Ecuador, it seems, is fast becoming the favored haven of the world's most notorious intelligence leakers. Will global investors find the route to Quito as attractive as Julian Assange and Edward Snowden apparently do?

Five years after he called international debt holders "true monsters" and the nation defaulted on two bonds issued by previous administrations, Ecuadorian President Rafael Correa is preparing for the country to return to the international capital markets this year or early in 2014.

Correa, who in February secured a third term with a crushing congressional majority, has financed the social programs and public investment that underpin his popularity through oil windfalls and bilateral funding arrangements, most notably with the Chinese. Ecuador is home to South America's third-largest crude reserves, but a drop in oil prices and a slowdown in China have Correa hunting for alternatives to sustain government spending, which amounts to almost 45 percent of gross domestic product.

Bolivia recently issued a ten-year bond at a yield of less than 5 percent.
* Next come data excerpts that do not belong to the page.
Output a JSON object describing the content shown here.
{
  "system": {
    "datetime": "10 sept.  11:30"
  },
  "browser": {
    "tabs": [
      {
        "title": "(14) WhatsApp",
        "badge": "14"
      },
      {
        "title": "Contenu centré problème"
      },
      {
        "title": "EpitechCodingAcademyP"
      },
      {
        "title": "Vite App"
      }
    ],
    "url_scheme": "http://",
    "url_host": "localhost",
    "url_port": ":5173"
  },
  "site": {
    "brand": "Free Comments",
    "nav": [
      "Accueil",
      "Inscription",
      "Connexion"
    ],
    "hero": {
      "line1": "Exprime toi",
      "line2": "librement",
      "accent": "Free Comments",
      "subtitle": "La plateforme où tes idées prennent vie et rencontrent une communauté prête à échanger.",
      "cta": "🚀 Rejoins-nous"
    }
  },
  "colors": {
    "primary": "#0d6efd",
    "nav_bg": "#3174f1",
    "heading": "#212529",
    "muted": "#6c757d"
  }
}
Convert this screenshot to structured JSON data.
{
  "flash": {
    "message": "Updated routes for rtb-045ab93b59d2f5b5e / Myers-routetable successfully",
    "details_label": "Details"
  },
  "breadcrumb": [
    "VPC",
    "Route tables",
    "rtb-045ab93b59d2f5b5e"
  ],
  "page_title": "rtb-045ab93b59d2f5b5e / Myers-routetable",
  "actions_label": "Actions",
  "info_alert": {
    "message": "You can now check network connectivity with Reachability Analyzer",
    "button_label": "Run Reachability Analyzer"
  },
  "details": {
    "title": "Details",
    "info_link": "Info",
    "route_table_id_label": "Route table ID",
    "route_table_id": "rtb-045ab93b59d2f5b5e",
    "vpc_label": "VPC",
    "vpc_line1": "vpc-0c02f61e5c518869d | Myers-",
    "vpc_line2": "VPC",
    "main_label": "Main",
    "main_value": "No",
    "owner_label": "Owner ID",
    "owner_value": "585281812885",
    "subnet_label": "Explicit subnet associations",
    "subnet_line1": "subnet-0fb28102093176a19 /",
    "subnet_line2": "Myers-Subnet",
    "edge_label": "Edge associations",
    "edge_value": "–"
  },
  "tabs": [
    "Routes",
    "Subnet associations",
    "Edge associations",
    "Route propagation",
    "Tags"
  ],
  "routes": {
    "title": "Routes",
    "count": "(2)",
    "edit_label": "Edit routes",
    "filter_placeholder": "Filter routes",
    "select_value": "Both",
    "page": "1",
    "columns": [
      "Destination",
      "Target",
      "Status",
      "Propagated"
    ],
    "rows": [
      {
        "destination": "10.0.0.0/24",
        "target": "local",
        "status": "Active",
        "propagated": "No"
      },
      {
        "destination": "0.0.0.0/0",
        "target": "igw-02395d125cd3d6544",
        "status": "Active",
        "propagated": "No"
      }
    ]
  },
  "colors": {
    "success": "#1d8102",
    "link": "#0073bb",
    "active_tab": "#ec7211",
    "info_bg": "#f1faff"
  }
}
Suddenly, even for the most stridently anticapitalist regimes of Latin America, international debt is an appealing financing avenue. Hence Correa's careful presentation of a new, more private-sector-friendly face: On a May trip to the European Union, the president declared that he now views private enterprise as the primary engine of economic development, and since his reelection he's repeatedly affirmed his government's commitment to attracting more foreign investment. Nathalie Cely, Ecuador's ambassador to the U.S. and a longtime member of Correa's inner circle of advisers, says, "There is no irony" or "double speech" in this charm offensive, despite the government's extraordinary selective default on $3.5 billion of debt in 2008.

"We feel there's enough of an appetite out there" for the country's debt, she adds. Cely says the government has yet to decide the size or tenor of any bond offering, but she asserts that several banks, including Credit Suisse and Goldman Sachs Group, have expressed an interest in managing the issue. (Both banks declined to comment.)

"It takes more than a few notes to compose a symphony, and at present most investors are still in no mood to listen," contends Shahriar Shahida, CIO of New  York–based hedge fund Constellation Capital Management. But markets have short memories, says James Harper, director of corporate research at BCP Securities, a Greenwich, Connecticut–based investment bank focused on emerging markets: "Fund managers rotate; new money comes in; attitudes change."